Belçika'da geçen yıl Açlık-Kıtlık 12-12 yardım kampanyasının ilk haftasında 400.000 avro toplandı. 400.000 euro. Onbir milyon Belçikalının merhametine sığınan yardım kampanyası için bu utanç verici bir miktardır. Hollanda'da, benzer bir yardım kampanyası ile sadece on gün içinde 10 milyon avro toplandı. Belçika’da ortalama bir bağışın 82 avro ile yüksek olduğu görülmektedir. Ancak Belçikalıların sadece çok az bir sayısı bağışta bulunuyor. Bu alaycı gelebilir ama biz vermekten çok mu yorulduk? Verebilecek maddi gücümüz mü kalmadı? Yoksa biz açlık görüntülerinden mı usandık? Yoksa açlığı çeken bizler miyiz?

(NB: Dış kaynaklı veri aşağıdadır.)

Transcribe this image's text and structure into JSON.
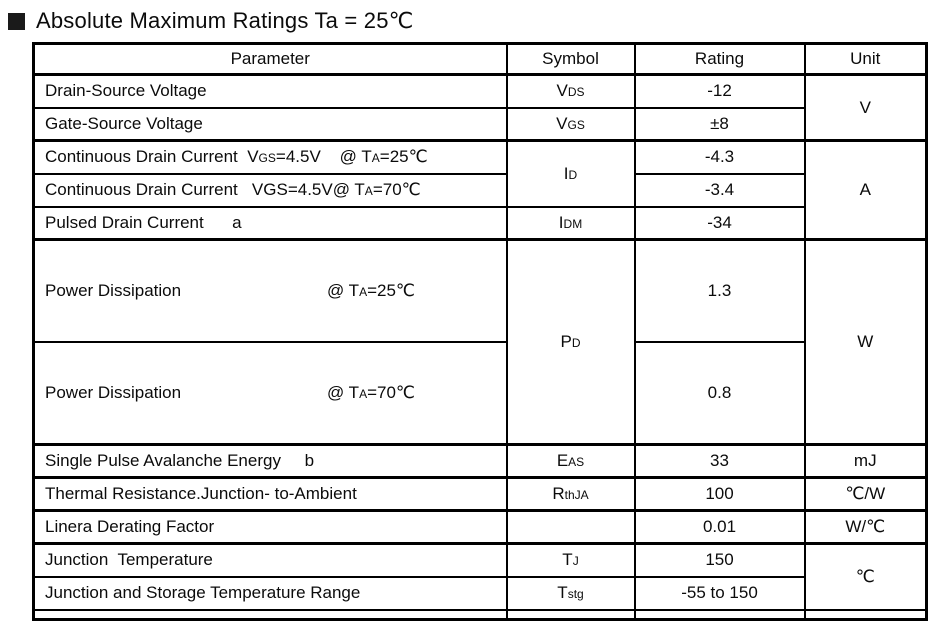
{
  "title": {
    "text": "Absolute Maximum Ratings Ta = 25℃"
  },
  "icons": {
    "section_bullet": "filled-black-square"
  },
  "table": {
    "headers": [
      "Parameter",
      "Symbol",
      "Rating",
      "Unit"
    ],
    "rows": [
      {
        "param": "Drain-Source Voltage",
        "symbol_parts": [
          {
            "t": "V"
          },
          {
            "s": "DS"
          }
        ],
        "rating": "-12",
        "unit": "V"
      },
      {
        "param": "Gate-Source Voltage",
        "symbol_parts": [
          {
            "t": "V"
          },
          {
            "s": "GS"
          }
        ],
        "rating": "±8"
      },
      {
        "param_parts": [
          {
            "t": "Continuous Drain Current  V"
          },
          {
            "s": "GS"
          },
          {
            "t": "=4.5V    @ T"
          },
          {
            "s": "A"
          },
          {
            "t": "=25℃"
          }
        ],
        "symbol_parts": [
          {
            "t": "I"
          },
          {
            "s": "D"
          }
        ],
        "rating": "-4.3",
        "unit": "A"
      },
      {
        "param_parts": [
          {
            "t": "Continuous Drain Current   VGS=4.5V@ T"
          },
          {
            "s": "A"
          },
          {
            "t": "=70℃"
          }
        ],
        "rating": "-3.4"
      },
      {
        "param": "Pulsed Drain Current      a",
        "symbol_parts": [
          {
            "t": "I"
          },
          {
            "s": "DM"
          }
        ],
        "rating": "-34"
      },
      {
        "param": "Power Dissipation",
        "cond_parts": [
          {
            "t": "@ T"
          },
          {
            "s": "A"
          },
          {
            "t": "=25℃"
          }
        ],
        "symbol_parts": [
          {
            "t": "P"
          },
          {
            "s": "D"
          }
        ],
        "rating": "1.3",
        "unit": "W"
      },
      {
        "param": "Power Dissipation",
        "cond_parts": [
          {
            "t": "@ T"
          },
          {
            "s": "A"
          },
          {
            "t": "=70℃"
          }
        ],
        "rating": "0.8"
      },
      {
        "param": "Single Pulse Avalanche Energy     b",
        "symbol_parts": [
          {
            "t": "E"
          },
          {
            "s": "AS"
          }
        ],
        "rating": "33",
        "unit": "mJ"
      },
      {
        "param": "Thermal Resistance.Junction- to-Ambient",
        "symbol_parts": [
          {
            "t": "R"
          },
          {
            "s": "thJA"
          }
        ],
        "rating": "100",
        "unit": "℃/W"
      },
      {
        "param": "Linera Derating Factor",
        "symbol_parts": [],
        "rating": "0.01",
        "unit": "W/℃"
      },
      {
        "param": "Junction  Temperature",
        "symbol_parts": [
          {
            "t": "T"
          },
          {
            "s": "J"
          }
        ],
        "rating": "150",
        "unit": "℃"
      },
      {
        "param": "Junction and Storage Temperature Range",
        "symbol_parts": [
          {
            "t": "T"
          },
          {
            "s": "stg"
          }
        ],
        "rating": "-55 to 150"
      }
    ]
  }
}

Bir felaketin gözlem değeri, büyük ölçüde cüzdanlara ne kadar yüklenileceğini belirler. Tayland‘da tsunami? Haiti veya Nepal’da deprem? Çamur kaymaları? Sıradışı olaylar. Bingooo. Gelsin yardimlar. Ama Kuraklık? Nijerya, Yemen, Somali ülkelerine önyargılı davranılıyor, spontan bir şekilde bu ülkeleri kanunsuzluk, şeriat, müslüman köktencilik, korsanlık ve terör ile ilişkilendiriyorlar. Bunu kimse yüksek bir sesle söylemek istemiyor ama bu farkediliyor. Dünya'da belki de milyonlarcası bu tarz düşünüyor. Ancak açlığın ayrımcılığı olmaz, olmamalı. Açlık hiç bir renk veya inanç tanımaz. O seçici değildir. Açlık, dünya çatışmalarıyla iyi beslenen, kapabildiğini kapan bir canavardır.